Friday, June 28, 2013

Committee members in action?

Yesterday in the late evening, the eagerly awaited updates of UEFA's referee categories have been officially confirmed and have caught our immediate attention. At first glance, one may call the promotions  "expected". But not only at first glance, also at second glance, for a different reason though. 

One of the deserved "promotees": Russian Sergei Karasev (c) fifa.com

Naturally all following statements are just analytical ideas on the update; it might be that some of them are wrong as we cannot know that much about aspects like written tests, personal reasons etc that could have had an impact on these changes, too.
Surely, Milorad Mažić, Matej Jug and Sergei Karasev fully deserve their promotions and partly really had to wait a long time for this moment. The UEFA phrase "fast-track promotions should be made possible" did not really apply for the Serbian official, who had to be seen by more than six committee members, until his skills were finally considered as good enough for Elite. 
But the low number of changes is really astonishing. It is surprising that e.g. Bas Nijhuis stays in Elite Development, having been completely ignored in the K.O. stage of UEFA Europa League - a Dutch referee who surely has some potential but (too) often failed to show that when it was important. A final chance for him until December? Or just a Dutch committee member having protected him from moving down? Same goes for English Martin Atkinson, who did not convince on international level during the past season and who faced some trouble after Lille - Bayern in UEFA Champions League. Rumours said that Lille had lodged an official complaint to French UEFA president Platini after the match. Atkinson, as Elite referee, was ignored in both UEFA Champions League and UEFA Europa League knockout phase. Nobody doubts that Atkinson is a good referee. The principle "same rules for everybody" just does not apply here. Other referees with a comparable CV, such as German Florian Meyer, had to leave the highest category when the time had come to make place for younger officials. As we are touching on demotions: what exactly has changed within the past six months that might justify a demotion of Northern Ireland's referee Mark Courtney?

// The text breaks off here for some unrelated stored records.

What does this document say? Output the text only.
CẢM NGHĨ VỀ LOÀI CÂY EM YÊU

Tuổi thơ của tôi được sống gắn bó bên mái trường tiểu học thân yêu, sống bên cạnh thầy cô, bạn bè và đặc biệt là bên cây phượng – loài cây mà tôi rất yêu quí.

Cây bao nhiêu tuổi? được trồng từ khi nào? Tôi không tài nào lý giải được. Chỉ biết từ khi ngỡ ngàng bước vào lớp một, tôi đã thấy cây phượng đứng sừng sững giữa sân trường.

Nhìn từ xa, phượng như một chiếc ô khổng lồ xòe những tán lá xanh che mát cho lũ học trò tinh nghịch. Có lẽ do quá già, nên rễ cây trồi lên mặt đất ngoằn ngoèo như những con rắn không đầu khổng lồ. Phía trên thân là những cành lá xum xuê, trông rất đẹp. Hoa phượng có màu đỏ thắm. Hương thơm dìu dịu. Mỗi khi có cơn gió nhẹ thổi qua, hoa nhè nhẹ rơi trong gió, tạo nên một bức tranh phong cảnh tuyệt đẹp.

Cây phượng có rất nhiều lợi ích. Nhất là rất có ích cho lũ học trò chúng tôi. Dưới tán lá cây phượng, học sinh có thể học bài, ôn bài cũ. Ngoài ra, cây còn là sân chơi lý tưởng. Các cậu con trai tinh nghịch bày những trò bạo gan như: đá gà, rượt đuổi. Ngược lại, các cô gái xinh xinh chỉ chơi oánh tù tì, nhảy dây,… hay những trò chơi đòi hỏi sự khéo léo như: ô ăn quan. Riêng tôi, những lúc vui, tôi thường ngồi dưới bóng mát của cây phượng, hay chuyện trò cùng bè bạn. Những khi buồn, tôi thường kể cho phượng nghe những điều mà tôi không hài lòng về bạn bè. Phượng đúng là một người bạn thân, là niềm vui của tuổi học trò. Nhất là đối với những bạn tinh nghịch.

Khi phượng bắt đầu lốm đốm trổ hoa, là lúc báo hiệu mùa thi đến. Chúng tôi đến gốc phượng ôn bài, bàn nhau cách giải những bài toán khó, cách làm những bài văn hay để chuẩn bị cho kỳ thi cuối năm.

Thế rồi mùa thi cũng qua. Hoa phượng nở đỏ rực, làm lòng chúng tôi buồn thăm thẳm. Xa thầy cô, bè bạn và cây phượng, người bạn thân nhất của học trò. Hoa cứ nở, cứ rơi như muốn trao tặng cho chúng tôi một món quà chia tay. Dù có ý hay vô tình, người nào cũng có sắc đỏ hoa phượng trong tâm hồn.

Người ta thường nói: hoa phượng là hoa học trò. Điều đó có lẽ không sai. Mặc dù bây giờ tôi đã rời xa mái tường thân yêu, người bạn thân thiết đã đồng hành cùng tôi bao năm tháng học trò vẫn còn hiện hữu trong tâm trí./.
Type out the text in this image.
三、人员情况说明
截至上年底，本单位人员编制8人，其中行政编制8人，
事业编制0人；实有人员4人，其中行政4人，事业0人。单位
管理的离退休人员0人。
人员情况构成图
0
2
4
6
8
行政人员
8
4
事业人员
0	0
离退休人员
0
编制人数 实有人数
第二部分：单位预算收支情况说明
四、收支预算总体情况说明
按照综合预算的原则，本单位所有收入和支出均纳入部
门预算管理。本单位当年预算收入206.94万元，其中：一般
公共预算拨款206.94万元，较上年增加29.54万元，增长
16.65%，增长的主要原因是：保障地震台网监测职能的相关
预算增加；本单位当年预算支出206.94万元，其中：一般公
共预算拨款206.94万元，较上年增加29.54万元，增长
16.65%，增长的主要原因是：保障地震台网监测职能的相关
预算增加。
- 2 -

Scottish refereeing is experiencing a radical change at the moment as well: Euan Norris was relegated to Second Group in winter 2012 before being demoted once again this June, now to the lowest category. He rejected to handle a UEFA Europa League match last season due to medical reasons. Obviously, UEFA does not see a big prospect in him or just believes he needs more time to start completely anew. John Beaton has been promoted to Second Group though, without handling a match in the past six months. 

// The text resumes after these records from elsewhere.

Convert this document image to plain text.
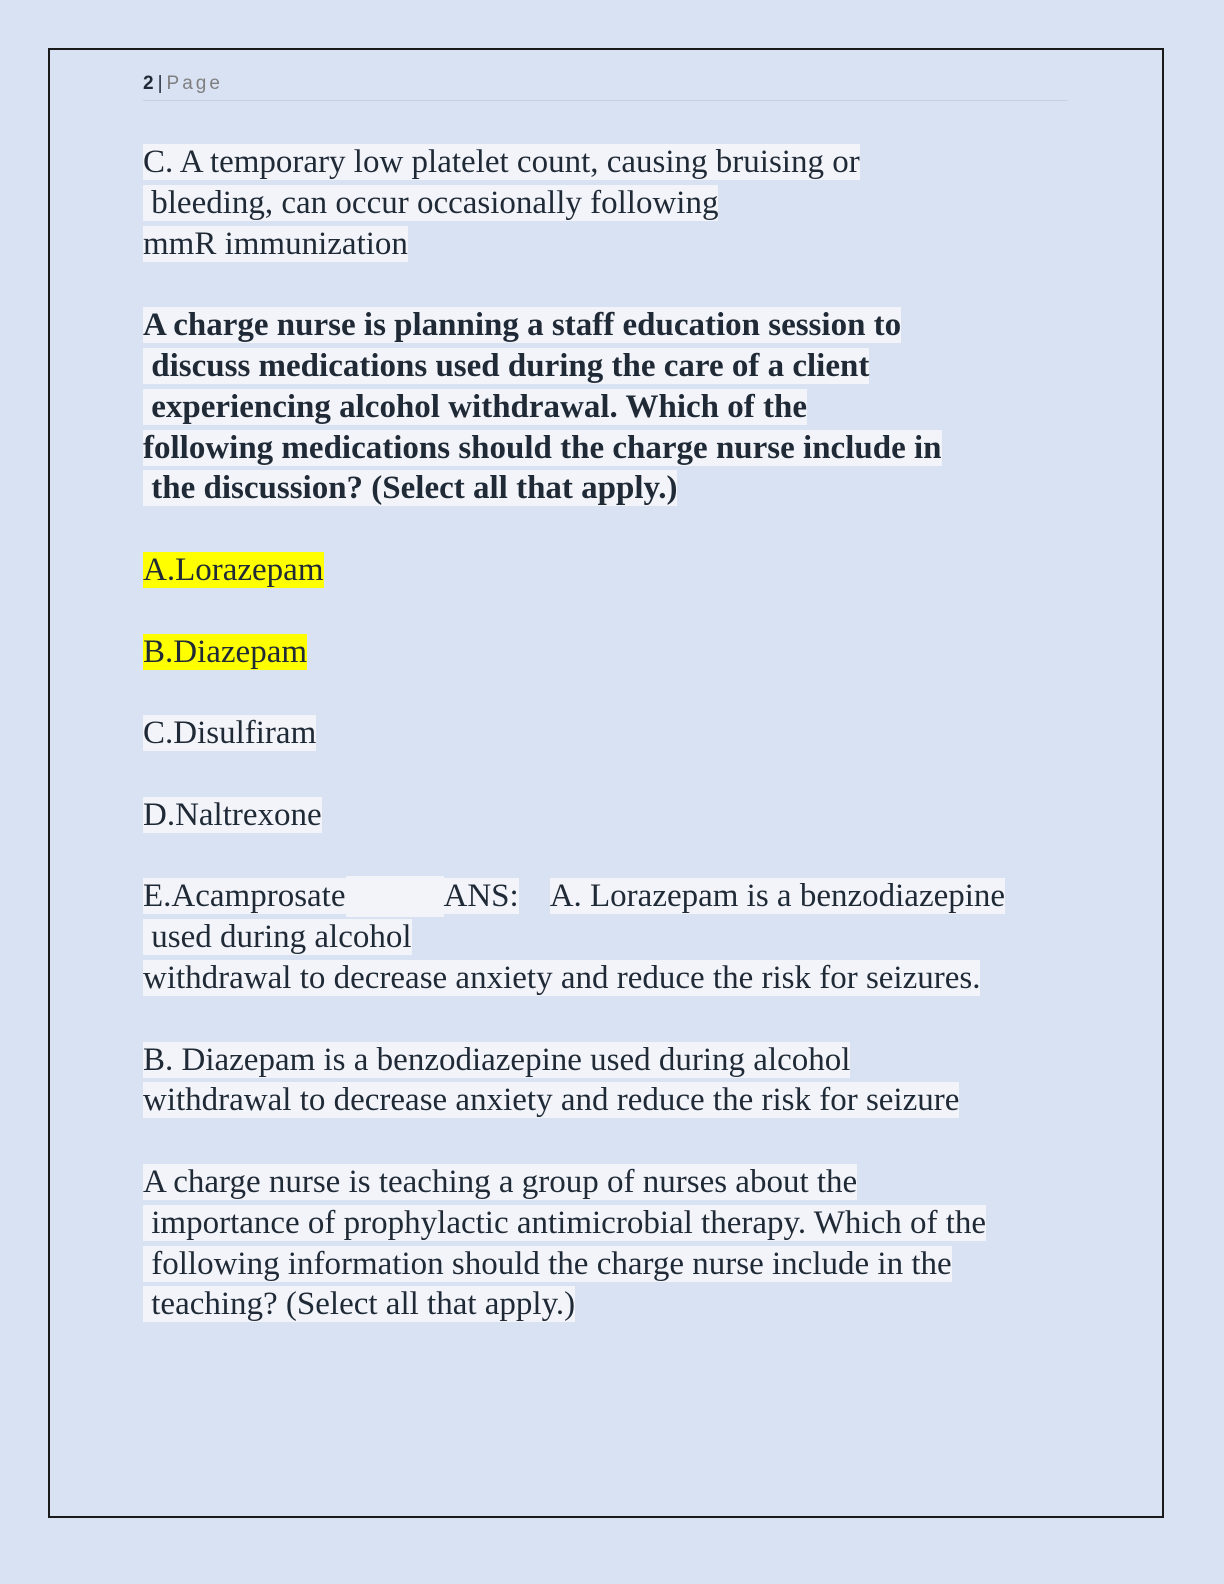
2 | Page
C. A temporary low platelet count, causing bruising or
bleeding, can occur occasionally following
mmR immunization
A charge nurse is planning a staff education session to
discuss medications used during the care of a client
experiencing alcohol withdrawal. Which of the
following medications should the charge nurse include in
the discussion? (Select all that apply.)
A.Lorazepam
B.Diazepam
C.Disulfiram
D.Naltrexone
E.Acamprosate	ANS: A. Lorazepam is a benzodiazepine
used during alcohol
withdrawal to decrease anxiety and reduce the risk for seizures.
B. Diazepam is a benzodiazepine used during alcohol
withdrawal to decrease anxiety and reduce the risk for seizure
A charge nurse is teaching a group of nurses about the
importance of prophylactic antimicrobial therapy. Which of the
following information should the charge nurse include in the
teaching? (Select all that apply.)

Having refereed 2013 Under-17 European Championship final, Greek Anastassios Sidiropoulos has been immediately promoted to First Group. He seems to be a Greek referee who savours UEFA's trust to follow into Kyros Vassaras' footsteps, something which Kakos and Koukoulakis did not achieve. The critical thing about that is: referees like Emir Aleckovic, Sébastien Delferiere, Kenn Hansen, Antti Munukka or Kristo Tohver had a similar development - and contrary to Sidiropoulos even already (more than) one EL match each - but were not able to reach the First Group so far. Why not?

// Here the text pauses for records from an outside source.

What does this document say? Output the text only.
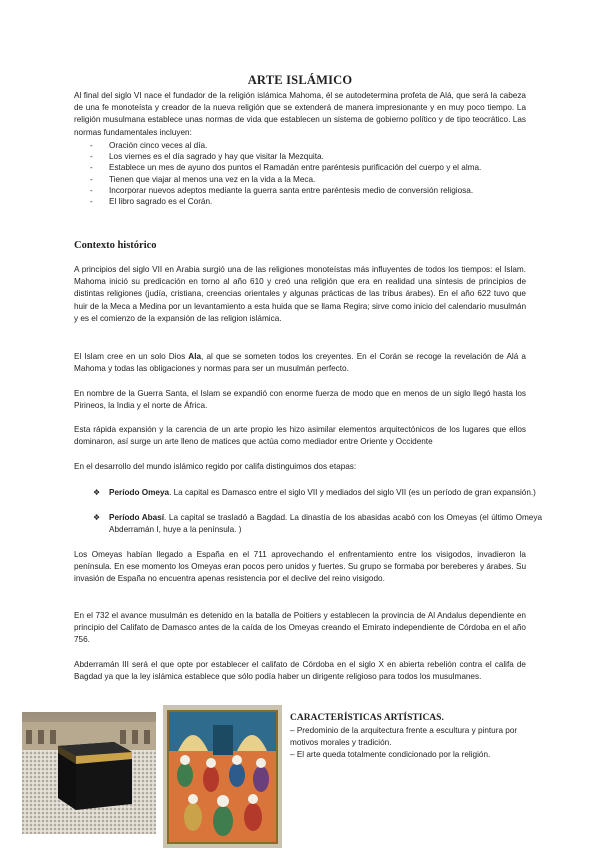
ARTE ISLÁMICO
Al final del siglo VI nace el fundador de la religión islámica Mahoma, él se autodetermina profeta de Alá, que será la cabeza de una fe monoteísta y creador de la nueva religión que se extenderá de manera impresionante y en muy poco tiempo. La religión musulmana establece unas normas de vida que establecen un sistema de gobierno político y de tipo teocrático. Las normas fundamentales incluyen:
- Oración cinco veces al día.
- Los viernes es el día sagrado y hay que visitar la Mezquita.
- Establece un mes de ayuno dos puntos el Ramadán entre paréntesis purificación del cuerpo y el alma.
- Tienen que viajar al menos una vez en la vida a la Meca.
- Incorporar nuevos adeptos mediante la guerra santa entre paréntesis medio de conversión religiosa.
- El libro sagrado es el Corán.
Contexto histórico
A principios del siglo VII en Arabia surgió una de las religiones monoteístas más influyentes de todos los tiempos: el Islam. Mahoma inició su predicación en torno al año 610 y creó una religión que era en realidad una síntesis de principios de distintas religiones (judía, cristiana, creencias orientales y algunas prácticas de las tribus árabes). En el año 622 tuvo que huir de la Meca a Medina por un levantamiento a esta huida que se llama Regira; sirve como inicio del calendario musulmán y es el comienzo de la expansión de las religion islámica.
El Islam cree en un solo Dios Ala, al que se someten todos los creyentes. En el Corán se recoge la revelación de Alá a Mahoma y todas las obligaciones y normas para ser un musulmán perfecto.
En nombre de la Guerra Santa, el Islam se expandió con enorme fuerza de modo que en menos de un siglo llegó hasta los Pirineos, la India y el norte de África.
Esta rápida expansión y la carencia de un arte propio les hizo asimilar elementos arquitectónicos de los lugares que ellos dominaron, así surge un arte lleno de matices que actúa como mediador entre Oriente y Occidente
En el desarrollo del mundo islámico regido por califa distinguimos dos etapas:
❖ Período Omeya. La capital es Damasco entre el siglo VII y mediados del siglo VII (es un período de gran expansión.)
❖ Período Abasí. La capital se trasladó a Bagdad. La dinastía de los abasidas acabó con los Omeyas (el último Omeya Abderramán I, huye a la península. )
Los Omeyas habían llegado a España en el 711 aprovechando el enfrentamiento entre los visigodos, invadieron la península. En ese momento los Omeyas eran pocos pero unidos y fuertes. Su grupo se formaba por bereberes y árabes. Su invasión de España no encuentra apenas resistencia por el declive del reino visigodo.
En el 732 el avance musulmán es detenido en la batalla de Poitiers y establecen la provincia de Al Andalus dependiente en principio del Califato de Damasco antes de la caída de los Omeyas creando el Emirato independiente de Córdoba en el año 756.
Abderramán III será el que opte por establecer el califato de Córdoba en el siglo X en abierta rebelión contra el califa de Bagdad ya que la ley islámica establece que sólo podía haber un dirigente religioso para todos los musulmanes.
CARACTERÍSTICAS ARTÍSTICAS.
– Predominio de la arquitectura frente a escultura y pintura por motivos morales y tradición.
– El arte queda totalmente condicionado por la religión.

Without valuing these changes: promotions and demotions seem to be more flexible concerning those national associations that are represented by a member in the UEFA referee committee. Some neutral statistics and numbers can, as often, express more. Exactly 60% of the referees who have been promoted in the winter updates 2012 and in June 2013 are of nations with influence on and representation in the UEFA's referee committee. Comparing that to the officials who have been demoted, it's 55%. In a sum that means that 58% of the changes within UEFA's referee categories concerned referees from nations with influence on or representation in it. Unfortunately, the members in the committee only "represent" 36% of the UEFA referees, meaning that every third referee in UEFA's categories has "someone behind him in the committee". Comparing both percentages, a certain imbalance is revealed. If the system worked in a really neutral way, this gap of 24 percentage points should not exist or should be at least smaller. The only explanation, which would support UEFA in this practice, is that the referees from nations with influence on and representation in the committee must be extra-ordinary better than their colleagues from other countries.